About the filmmakers

Blake Robbins -Director, Producer, Writer and Actor


After nearly twenty years in show business The Sublime and Beautiful marks Robbins’ feature film directorial, and writing debut. Robbins was Rob Morrow’s on-set assistant while Morrow wrote, directed, produced and acted in the filmMazewith Laura Linney. He’s been a personal acting and audition coach in LA for several years, helping his actors secure lead roles in studio films and network television shows. He co-authored Acting Qs: Conversations with Working Actors with Bonnie Gillespie. Currently, Robbins is developing another feature film, Fade to White, and a television series called Salvation.


Follow THE SUBLIME AND BEAUTIFUL – https://www.facebook.com/TheSublimeandBeautiful + @SublimeBeaut


David Beilinson, Director/Producer


David has produced a collection of groundbreaking documentary films, including Battle for Brooklyn, Code 33,and Horns and Halos. His work has appeared on HBO, A&E, MSNBC, PBS, and DIRECTV. Prior to joining Rumur, he was a producer for the Emmy-winning PBS series In the Mix. At 19, he got his start as an associate working at Miramax Films, where he helped implement their first online rights management catalog. Born and raised in Miami Beach, David graduated from the Gallatin School at New York University.
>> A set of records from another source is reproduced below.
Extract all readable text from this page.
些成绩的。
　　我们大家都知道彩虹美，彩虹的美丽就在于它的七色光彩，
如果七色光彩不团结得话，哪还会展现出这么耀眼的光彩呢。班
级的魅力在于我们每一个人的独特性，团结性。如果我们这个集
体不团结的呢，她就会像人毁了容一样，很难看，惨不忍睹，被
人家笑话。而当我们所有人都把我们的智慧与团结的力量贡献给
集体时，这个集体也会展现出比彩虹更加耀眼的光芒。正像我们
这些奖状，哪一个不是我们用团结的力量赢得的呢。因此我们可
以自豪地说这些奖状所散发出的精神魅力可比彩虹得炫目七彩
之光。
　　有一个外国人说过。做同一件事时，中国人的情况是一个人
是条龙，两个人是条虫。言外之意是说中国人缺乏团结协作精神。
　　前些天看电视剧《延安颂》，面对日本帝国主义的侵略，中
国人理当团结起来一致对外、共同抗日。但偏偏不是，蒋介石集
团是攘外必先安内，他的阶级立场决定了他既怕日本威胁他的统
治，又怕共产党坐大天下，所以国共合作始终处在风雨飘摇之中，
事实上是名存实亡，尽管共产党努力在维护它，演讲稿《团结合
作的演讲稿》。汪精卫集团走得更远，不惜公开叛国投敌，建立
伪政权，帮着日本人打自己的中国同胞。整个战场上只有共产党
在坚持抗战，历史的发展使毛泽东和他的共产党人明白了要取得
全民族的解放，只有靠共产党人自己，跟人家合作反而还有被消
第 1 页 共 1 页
Suki Hawley, Director/Editor


A director and editor, Suki has collaborated with husband Michael Galinsky for over 20 years. She has directed and edited a series of critically acclaimed documentary and narrative features including Battle for Brooklyn, Code 33, Horns and Halos, Half-Cocked and Radiation, which have screened to audiences around the world. She has also served as editor on high profile documentaries and TV series. A native of Dallas, she studied film at Wesleyan University and after graduation worked at the Sundance Institute and in the cutting room of Roger Corman’s legendary studio.

Michael Galinsky, Director/Photographer


Michael is a filmmaker, photographer, and musician, and along with wife Suki Hawley, he’s directed and produced six award-winning feature films and dozens of shorts, including Battle for Brooklyn, Code 33, Horns and Halos, and Half-Cocked. Michael is a Guggenheim Fellow, and his latest book of photos Malls Across America was recently published by world-renowned publisher Steidl. He is a contributing editor for Documentary Magazine, writing articles about filmmaking and distribution. Raised in Chapel Hill, Michael graduated Phi Beta Kappa in Religious Studies from New York University. He previously played bass for the rock band Sleepyhead.